To eat and drink “without discerning the body” means not discerning the reality of the Body of Christ. This refers both to the sacramental Body of Christ, the Eucharist, and to His mystical Body, the Church. Jesus Christ cannot be separated from His Body; to receive His Eucharistic Body and Blood while repudiating essential doctrines of His Mystical Body is to eat and drink judgment on oneself. St. Paul urged the members of his communities temporarily to exclude serious wrongdoers from their midst (e.g., 1 Cor 5:1–5), the First Letter of St. John invoked this practice (1 Jn 1:10), and Jesus Himself speaks of this in the case of those who refuse to listen to the Church (Mt 18:17). The purpose of such exclusion is medicinal: it is intended to help the wrongdoer realize that he or she has wandered from Christ’s fold by their ongoing evil behavior.
The earliest description of our Catholic Eucharistic liturgy in Rome is found in the middle of the second century. St. Justin Martyr describes the order of Sunday worship, and also explains the criteria for reception of the Eucharist: “No one may share the Eucharist with us unless he believes what we teach is true; unless he is washed in the regenerating waters of baptism for the remission of his sins, and unless he lives in accordance with the principles given us by Christ.” To apply these ancient requirements to the present topic, those who reject the teaching of the Church on the sanctity of human life and those who do not seek to live in accordance with that teaching should not receive the Eucharist. It is fundamentally a question of integrity: to receive the Blessed Sacrament in the Catholic liturgy is to espouse publicly the faith and moral teachings of the Catholic Church, and to desire to live accordingly. We all fall short in various ways, but there is a great difference between struggling to live according to the teachings of the Church and rejecting those teachings.
It is important to state that “worthiness” in this matter does not concern the inner state of one’s soul: only God can judge that. None of us is truly worthy to receive the very Body and Blood of Christ Himself, but God in His great mercy and condescension invites us to receive and makes us worthy to do so. The Eucharist itself is a medicine and a channel of God’s forgiveness for our lesser sins. If we are conscious of grave sin, however, we must have recourse to the sacrament of Reconciliation before receiving the Gift. Confidence in God must not give way to presumption. We are a Church of sinners, and we need to avail ourselves of the many graces Christ offers us in the sacraments of Reconciliation and the Eucharist. Christ Himself gave us these two sacraments and we should regularly receive His forgiveness in confession.

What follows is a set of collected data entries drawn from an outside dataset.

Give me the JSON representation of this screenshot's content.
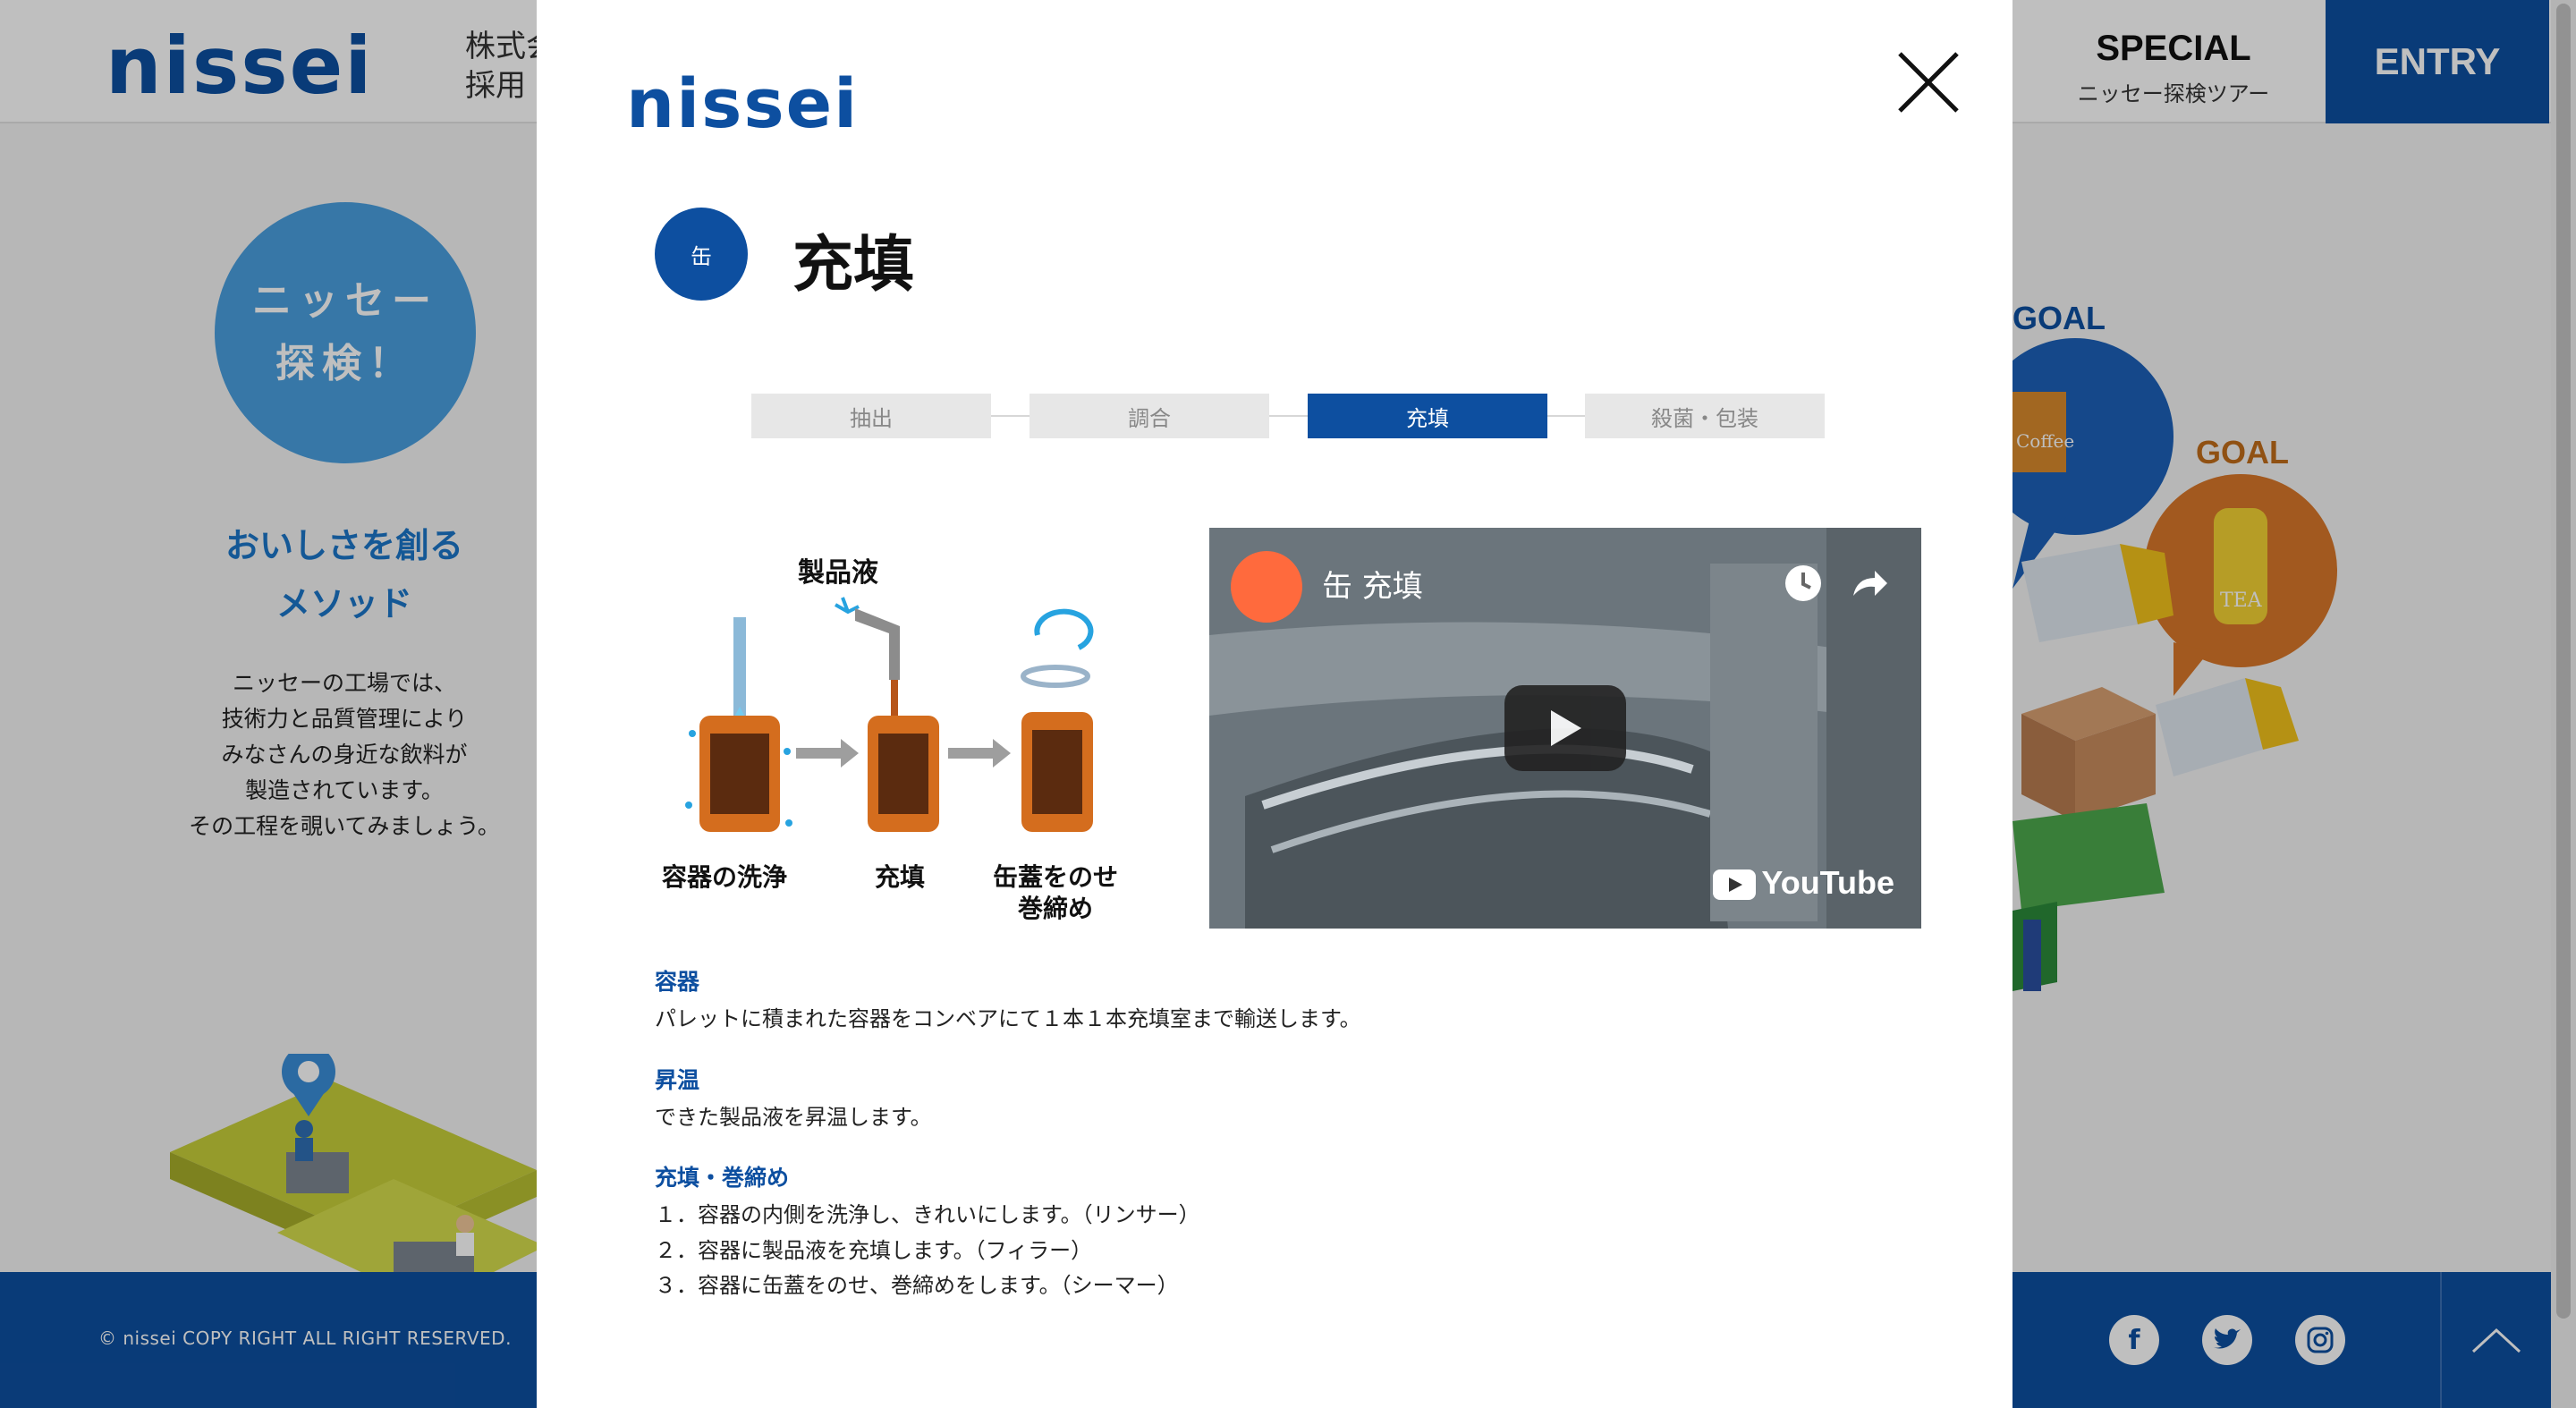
{
  "header": {
    "logo": "nissei",
    "company_line1": "株式会",
    "company_line2": "採用",
    "special_title": "SPECIAL",
    "special_sub": "ニッセー探検ツアー",
    "entry": "ENTRY"
  },
  "left": {
    "badge_line1": "ニッセー",
    "badge_line2": "探検！",
    "method_line1": "おいしさを創る",
    "method_line2": "メソッド",
    "desc": [
      "ニッセーの工場では、",
      "技術力と品質管理により",
      "みなさんの身近な飲料が",
      "製造されています。",
      "その工程を覗いてみましょう。"
    ]
  },
  "right": {
    "goal1": "GOAL",
    "goal2": "GOAL",
    "coffee": "Coffee",
    "tea": "TEA"
  },
  "footer": {
    "copyright": "© nissei COPY RIGHT ALL RIGHT RESERVED.",
    "social": [
      "facebook-icon",
      "twitter-icon",
      "instagram-icon"
    ]
  },
  "modal": {
    "logo": "nissei",
    "badge": "缶",
    "title": "充填",
    "tabs": [
      "抽出",
      "調合",
      "充填",
      "殺菌・包装"
    ],
    "active_tab": 2,
    "illustration": {
      "label_liquid": "製品液",
      "step1": "容器の洗浄",
      "step2": "充填",
      "step3_line1": "缶蓋をのせ",
      "step3_line2": "巻締め"
    },
    "video": {
      "title": "缶 充填",
      "brand": "YouTube"
    },
    "sections": [
      {
        "heading": "容器",
        "text": "パレットに積まれた容器をコンベアにて１本１本充填室まで輸送します。"
      },
      {
        "heading": "昇温",
        "text": "できた製品液を昇温します。"
      },
      {
        "heading": "充填・巻締め",
        "items": [
          "１．容器の内側を洗浄し、きれいにします。（リンサー）",
          "２．容器に製品液を充填します。（フィラー）",
          "３．容器に缶蓋をのせ、巻締めをします。（シーマー）"
        ]
      }
    ]
  },
  "colors": {
    "brand": "#0d4fa0",
    "accent_light": "#4a9fdf",
    "tab_inactive": "#e7e7e7"
  }
}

In examining one’s conscience about being properly disposed to receive the Holy Eucharist, the definitions regarding the kind and degree of cooperation in an evil act serve as a necessary guiding principle. Most of the time this is a private matter. There are, however, circumstances in which such is not the case, occasions when those in public life violate the boundaries of justifiable cooperation. In the case of public figures who profess to be Catholic and promote abortion, we are not dealing with a sin committed in human weakness or a moral lapse: this is a matter of persistent, obdurate, and public rejection of Catholic teaching. This adds an even greater responsibility to the role of the Church’s pastors in caring for the salvation of souls.